This advice is brought to you by me, a tweed-wearing expert from a grime-choked bar. My areas of expertise include stale peanuts, spilt beer, bow ties and tweed, among other things.
It may be just over five weeks away, but finals week is already rearing its ugly head, threatening those grades you have desperately been clinging to for the entire semester. It’s time to start preparing.
They say war is hell. Well, they haven’t been through finals. But luckily for you, this isn’t my first rodeo. So if you want to make it through, kid, listen up:
Sleep is for the weak. The only true masters of finals week make it through on nothing but spit and vinegar with a generous dose of coffee. To call finals week a success, you must be completely and utterly fried by the end of it. You’ll be a gibbering mess, and you’ll never be the same again, but you’ll make it through.
Invest in a camelbak. Coffee is the key to your success, but the people with their stainless steel travel mugs or to-go cups from Starbucks are doing it wrong. With your camelbak full of coffee, your hands will be free for any test taking activities, while your energy supply remains readily accessible. I would suggest cocaine, but coffee has higher public approval ratings and is easier to get a hold of.

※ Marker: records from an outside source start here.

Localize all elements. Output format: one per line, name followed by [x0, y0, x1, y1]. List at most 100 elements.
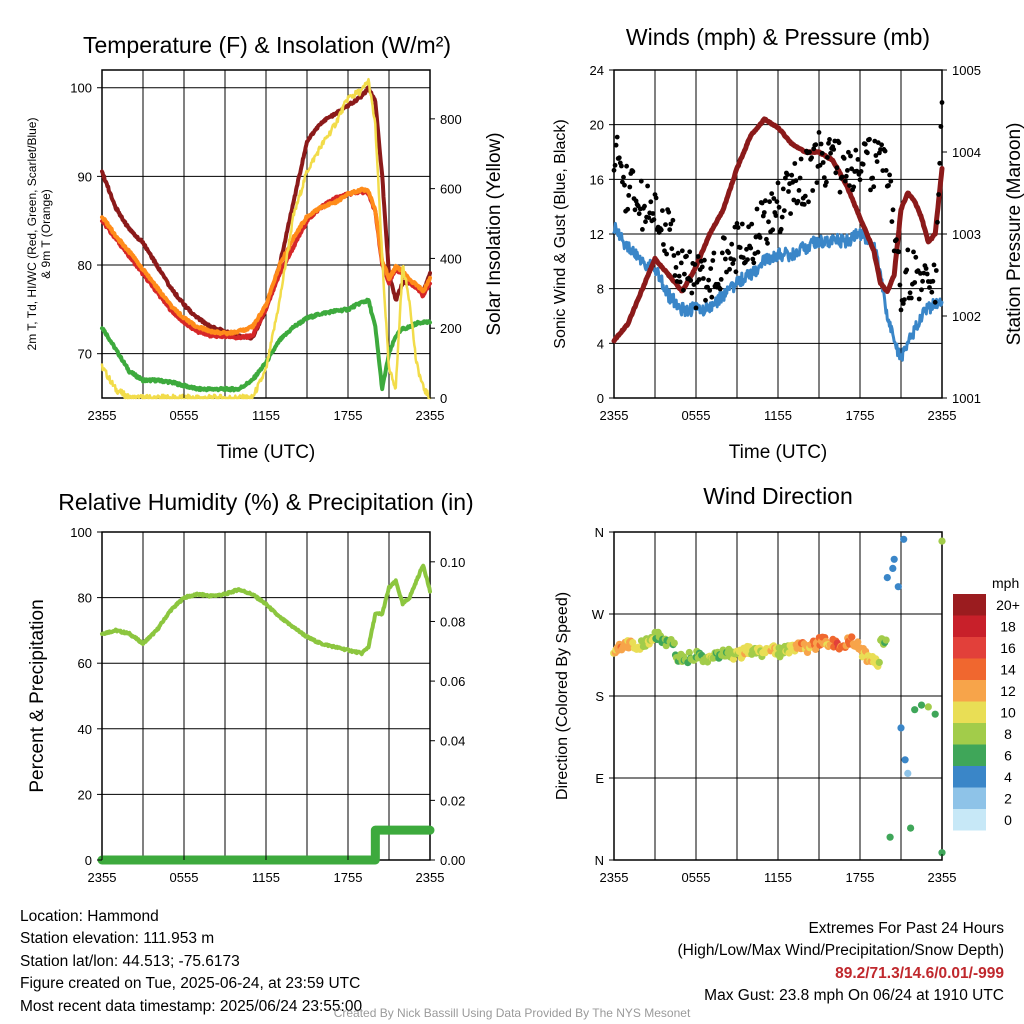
gust-point — [668, 221, 674, 227]
gust-point — [673, 265, 679, 270]
wind-direction-point — [889, 564, 897, 573]
x-tick-label: 1155 — [764, 870, 792, 885]
direction-y-left-label: Direction (Colored By Speed) — [554, 592, 571, 800]
gust-point — [874, 159, 880, 165]
gust-point — [619, 163, 624, 169]
gust-point — [731, 257, 737, 263]
colorbar-label: 18 — [1000, 619, 1016, 635]
gust-point — [670, 217, 676, 223]
x-tick-label: 2355 — [416, 870, 445, 885]
colorbar-swatch — [953, 680, 986, 702]
colorbar-swatch — [953, 615, 986, 637]
gust-point — [849, 166, 854, 172]
gust-point — [669, 246, 675, 252]
gust-point — [643, 219, 648, 225]
colorbar-swatch — [953, 701, 986, 723]
temperature-panel: Temperature (F) & Insolation (W/m²) 2355… — [25, 32, 505, 463]
gust-point — [873, 153, 879, 158]
gust-point — [932, 299, 938, 305]
gust-point — [750, 256, 756, 262]
x-tick-label: 2355 — [88, 408, 117, 423]
gust-point — [734, 221, 740, 226]
max-gust: Max Gust: 23.8 mph On 06/24 at 1910 UTC — [704, 987, 1004, 1005]
y-tick-label: 80 — [78, 591, 92, 606]
y2-tick-label: 1005 — [952, 63, 981, 78]
y-tick-label: 4 — [597, 336, 604, 351]
gust-point — [621, 174, 626, 180]
gust-point — [767, 199, 772, 205]
wind-direction-point — [812, 645, 820, 654]
gust-point — [730, 261, 736, 266]
wind-direction-point — [924, 703, 932, 711]
gust-point — [904, 267, 910, 273]
gust-point — [785, 172, 790, 178]
gust-point — [845, 168, 850, 173]
station-elevation: Station elevation: 111.953 m — [20, 930, 215, 948]
figure-created: Figure created on Tue, 2025-06-24, at 23… — [20, 975, 361, 993]
gust-point — [677, 279, 683, 285]
winds-title: Winds (mph) & Pressure (mb) — [626, 24, 930, 50]
gust-point — [744, 246, 749, 252]
gust-point — [722, 235, 727, 241]
gust-point — [724, 269, 729, 275]
colorbar-swatch — [953, 594, 986, 616]
gust-point — [828, 150, 833, 156]
gust-point — [622, 182, 627, 188]
direction-panel: Wind Direction 2355 0555 1155 1755 2355 N E S W N… — [554, 483, 1020, 885]
y-tick-label: 8 — [597, 282, 604, 297]
gust-point — [801, 202, 807, 207]
gust-point — [816, 130, 822, 135]
x-tick-label: 2355 — [928, 408, 957, 423]
x-tick-label: 0555 — [170, 870, 199, 885]
colorbar-swatch — [953, 723, 986, 745]
gust-point — [847, 183, 852, 189]
y-tick-label: 0 — [597, 391, 604, 406]
winds-y-right-label: Station Pressure (Maroon) — [1004, 123, 1024, 346]
colorbar-swatch — [953, 809, 986, 831]
gust-point — [771, 196, 777, 201]
gust-point — [889, 219, 895, 225]
gust-point — [792, 161, 798, 166]
gust-point — [773, 213, 779, 219]
wind-direction-point — [670, 639, 678, 647]
wind-direction-point — [938, 849, 946, 857]
x-tick-label: 2355 — [416, 408, 445, 423]
y-tick-label: 80 — [78, 258, 92, 273]
gust-point — [923, 266, 929, 271]
gust-point — [640, 227, 645, 232]
gust-point — [672, 273, 678, 278]
gust-point — [929, 289, 935, 295]
gust-point — [776, 204, 782, 210]
gust-point — [858, 169, 864, 174]
gust-point — [709, 294, 715, 300]
colorbar-swatch — [953, 787, 986, 809]
humidity-y-left-label: Percent & Precipitation — [27, 599, 48, 792]
gust-point — [894, 237, 899, 243]
y2-tick-label: 0.08 — [440, 614, 465, 629]
gust-point — [865, 150, 870, 156]
gust-point — [791, 197, 797, 203]
gust-point — [795, 198, 801, 204]
gust-point — [938, 124, 944, 129]
gust-point — [937, 160, 943, 166]
gust-point — [814, 180, 820, 186]
y2-tick-label: 0.10 — [440, 555, 465, 570]
wind-direction-point — [897, 724, 905, 732]
extremes-values: 89.2/71.3/14.6/0.01/-999 — [835, 964, 1004, 982]
gust-point — [820, 160, 826, 165]
colorbar-label: 0 — [1004, 812, 1012, 828]
gust-point — [853, 147, 859, 153]
y-tick-label: N — [595, 853, 604, 868]
gust-point — [749, 221, 755, 227]
gust-point — [735, 225, 741, 230]
gust-point — [793, 178, 799, 184]
gust-point — [888, 178, 894, 184]
gust-point — [658, 227, 664, 233]
gust-point — [693, 305, 699, 311]
extremes-title: Extremes For Past 24 Hours — [808, 920, 1004, 937]
gust-point — [757, 235, 763, 240]
gust-point — [833, 170, 839, 176]
gust-point — [718, 277, 724, 282]
gust-point — [755, 249, 761, 255]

Start smoking. After your third day with no sleep and enough coffee to keep you running, you will start to develop a tremor. This can be counteracted by smoking between exams. Learn to hold multiple cigarettes in your mouth at once; this will facilitate the smoking process. If you start now, you can build up to multiple packs per day by finals week.
Only study the night before the exam. Your brain is fragile and can’t hold information for very long. Don’t ask too much of it by studying far in advance; the information will only weigh you down. Remember: what you can’t put off until tomorrow, put off until next week.
Some people take a different approach than my tried and true method. “Prepare in advance,” they say. “The library is open all year, not just during finals week,” they say. “Get plenty of sleep.” “Eat a good breakfast.”
I’m here to say it’s all a load of bunk. If you want to be a namby-pamby about it, you could take their advice.
But if you want to attain the bad-assery levels of a grizzled veteran like me, your only option is to take my advice. It’s seen me through many an exam. It’ll do the same for you.
Barkeep!
I’ll have another glass of soymilk, please.